Sample structure in GWASs includes population stratification and hidden relatedness, which can lead to spurious associations. EMMAX addresses these issues by modeling the correlation between phenotypes using a relatedness matrix derived from high-density markers. This approach accounts for both population stratification and hidden relatedness, which are often not fully captured by PCA or genomic control. EMMAX was tested on various traits, including quantitative traits from the NFBC66 and common diseases from the WTCCC. It showed improved performance in reducing inflation of test statistics and identifying true associations.
EMMAX also provides marker-specific inflation factors, which are more accurate than the global inflation factors used in genomic control. These factors help in identifying and correcting for sample structure more effectively. The method was found to be more efficient than traditional approaches, with significantly reduced computational time. It was also shown to improve the ranking of SNPs and reduce false positives.
In the WTCCC data, EMMAX corrected for sample structure and identified significant associations that were not detected by other methods. It also showed better performance in handling complex genetic relationships and reducing overdispersion of test statistics. The method was found to be effective in identifying true associations, even in cases where other methods failed. Overall, EMMAX provides a more accurate and efficient approach for correcting sample structure in GWASs, improving the reliability of association findings.A variance component approach called EMMAX (Efficient Mixed Model for Association Mapping) was developed to correct for sample structure in genome-wide association studies (GWASs). This method improves computational efficiency by using a linear mixed model with an empirically estimated relatedness matrix to account for genetic relatedness and population stratification. EMMAX reduces analysis time from years to hours, making it suitable for large datasets. It was applied to two human GWAS datasets: the Northern Finland Birth Cohort (NFBC66) and the Wellcome Trust Case Control Consortium (WTCCC). EMMAX outperformed principal component analysis (PCA) and genomic control in correcting for sample structure.

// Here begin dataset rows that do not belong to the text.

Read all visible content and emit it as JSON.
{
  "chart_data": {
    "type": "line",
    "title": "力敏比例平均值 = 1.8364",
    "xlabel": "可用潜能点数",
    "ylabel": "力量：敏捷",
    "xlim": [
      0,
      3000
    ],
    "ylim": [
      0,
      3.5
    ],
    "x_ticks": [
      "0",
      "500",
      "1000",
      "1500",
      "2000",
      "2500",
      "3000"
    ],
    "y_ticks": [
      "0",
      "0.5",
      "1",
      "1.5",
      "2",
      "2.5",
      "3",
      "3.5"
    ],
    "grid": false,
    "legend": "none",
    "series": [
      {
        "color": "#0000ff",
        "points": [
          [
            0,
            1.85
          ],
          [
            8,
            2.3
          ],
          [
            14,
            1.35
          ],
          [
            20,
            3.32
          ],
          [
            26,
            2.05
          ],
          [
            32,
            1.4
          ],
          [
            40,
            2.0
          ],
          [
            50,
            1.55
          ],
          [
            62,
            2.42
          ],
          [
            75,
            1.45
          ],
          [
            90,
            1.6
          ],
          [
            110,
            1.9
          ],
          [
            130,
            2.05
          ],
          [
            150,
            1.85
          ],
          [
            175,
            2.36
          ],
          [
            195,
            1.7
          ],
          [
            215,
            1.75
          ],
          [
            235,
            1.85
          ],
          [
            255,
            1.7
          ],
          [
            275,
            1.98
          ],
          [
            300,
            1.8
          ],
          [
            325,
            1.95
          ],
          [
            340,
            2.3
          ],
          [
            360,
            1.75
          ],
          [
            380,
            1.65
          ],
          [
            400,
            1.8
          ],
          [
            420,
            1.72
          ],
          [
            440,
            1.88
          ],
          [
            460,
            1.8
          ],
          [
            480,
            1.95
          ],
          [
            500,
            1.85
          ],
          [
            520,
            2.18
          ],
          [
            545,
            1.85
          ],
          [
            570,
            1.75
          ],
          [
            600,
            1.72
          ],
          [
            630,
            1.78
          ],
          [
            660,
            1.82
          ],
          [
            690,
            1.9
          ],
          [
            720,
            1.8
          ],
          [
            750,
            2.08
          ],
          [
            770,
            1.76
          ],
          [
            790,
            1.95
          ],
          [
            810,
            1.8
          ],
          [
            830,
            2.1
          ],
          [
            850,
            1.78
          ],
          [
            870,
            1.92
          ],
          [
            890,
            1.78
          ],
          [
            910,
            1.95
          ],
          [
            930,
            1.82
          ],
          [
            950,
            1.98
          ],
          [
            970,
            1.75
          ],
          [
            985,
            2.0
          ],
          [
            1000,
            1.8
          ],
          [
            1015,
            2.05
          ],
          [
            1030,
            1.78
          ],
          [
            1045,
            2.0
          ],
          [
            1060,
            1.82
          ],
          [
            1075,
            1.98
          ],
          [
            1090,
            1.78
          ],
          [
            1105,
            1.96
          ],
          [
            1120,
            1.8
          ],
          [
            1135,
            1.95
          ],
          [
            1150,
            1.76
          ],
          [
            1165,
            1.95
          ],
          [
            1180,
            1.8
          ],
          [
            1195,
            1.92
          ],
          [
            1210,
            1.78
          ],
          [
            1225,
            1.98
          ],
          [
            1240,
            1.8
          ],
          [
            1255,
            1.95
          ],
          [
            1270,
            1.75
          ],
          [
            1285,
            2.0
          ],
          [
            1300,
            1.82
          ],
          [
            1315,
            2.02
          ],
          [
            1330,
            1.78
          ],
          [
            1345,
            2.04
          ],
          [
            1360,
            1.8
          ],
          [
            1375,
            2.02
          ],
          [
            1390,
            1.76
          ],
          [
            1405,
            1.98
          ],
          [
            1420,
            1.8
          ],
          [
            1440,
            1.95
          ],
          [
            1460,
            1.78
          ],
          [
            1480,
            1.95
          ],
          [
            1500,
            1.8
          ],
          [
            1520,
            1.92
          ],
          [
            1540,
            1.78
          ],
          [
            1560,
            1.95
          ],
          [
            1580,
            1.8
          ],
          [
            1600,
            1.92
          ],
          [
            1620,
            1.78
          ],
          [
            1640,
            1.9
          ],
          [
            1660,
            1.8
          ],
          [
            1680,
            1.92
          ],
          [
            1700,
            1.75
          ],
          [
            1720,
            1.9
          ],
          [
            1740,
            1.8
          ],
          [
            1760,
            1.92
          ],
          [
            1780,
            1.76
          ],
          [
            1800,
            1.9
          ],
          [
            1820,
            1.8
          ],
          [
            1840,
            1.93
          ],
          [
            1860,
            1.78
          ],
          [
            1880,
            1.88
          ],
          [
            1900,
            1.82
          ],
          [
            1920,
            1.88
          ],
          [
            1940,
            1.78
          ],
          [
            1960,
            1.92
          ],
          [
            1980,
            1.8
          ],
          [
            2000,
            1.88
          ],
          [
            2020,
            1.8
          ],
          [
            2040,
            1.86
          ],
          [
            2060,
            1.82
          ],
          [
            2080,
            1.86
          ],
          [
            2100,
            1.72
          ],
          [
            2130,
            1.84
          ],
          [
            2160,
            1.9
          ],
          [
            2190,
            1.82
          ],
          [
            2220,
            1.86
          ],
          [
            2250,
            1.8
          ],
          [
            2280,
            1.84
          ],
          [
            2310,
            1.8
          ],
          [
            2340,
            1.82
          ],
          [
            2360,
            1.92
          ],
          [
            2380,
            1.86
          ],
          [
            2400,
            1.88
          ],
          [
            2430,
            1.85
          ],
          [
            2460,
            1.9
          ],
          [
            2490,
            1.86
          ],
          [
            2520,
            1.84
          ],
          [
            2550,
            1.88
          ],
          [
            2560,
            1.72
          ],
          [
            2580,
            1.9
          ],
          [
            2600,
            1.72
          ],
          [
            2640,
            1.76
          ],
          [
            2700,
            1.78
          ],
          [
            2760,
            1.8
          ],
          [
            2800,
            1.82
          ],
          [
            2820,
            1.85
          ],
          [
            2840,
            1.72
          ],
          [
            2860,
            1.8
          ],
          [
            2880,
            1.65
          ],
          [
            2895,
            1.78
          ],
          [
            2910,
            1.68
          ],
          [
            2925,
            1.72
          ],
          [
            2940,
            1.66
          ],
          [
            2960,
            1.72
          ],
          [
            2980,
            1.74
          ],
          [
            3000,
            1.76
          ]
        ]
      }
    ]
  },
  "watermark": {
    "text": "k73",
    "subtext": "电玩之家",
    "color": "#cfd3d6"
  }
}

Sample structure in GWASs includes population stratification and hidden relatedness, which can lead to spurious associations. EMMAX addresses these issues by modeling the correlation between phenotypes using a relatedness matrix derived from high-density markers. This approach accounts for both population stratification and hidden relatedness, which are often not fully captured by PCA or genomic control. EMMAX was tested on various traits, including quantitative traits from the NFBC66 and common diseases from the WTCCC. It showed improved performance in reducing inflation of test statistics and identifying true associations.
EMMAX also provides marker-specific inflation factors, which are more accurate than the global inflation factors used in genomic control. These factors help in identifying and correcting for sample structure more effectively. The method was found to be more efficient than traditional approaches, with significantly reduced computational time. It was also shown to improve the ranking of SNPs and reduce false positives.
In the WTCCC data, EMMAX corrected for sample structure and identified significant associations that were not detected by other methods. It also showed better performance in handling complex genetic relationships and reducing overdispersion of test statistics. The method was found to be effective in identifying true associations, even in cases where other methods failed. Overall, EMMAX provides a more accurate and efficient approach for correcting sample structure in GWASs, improving the reliability of association findings.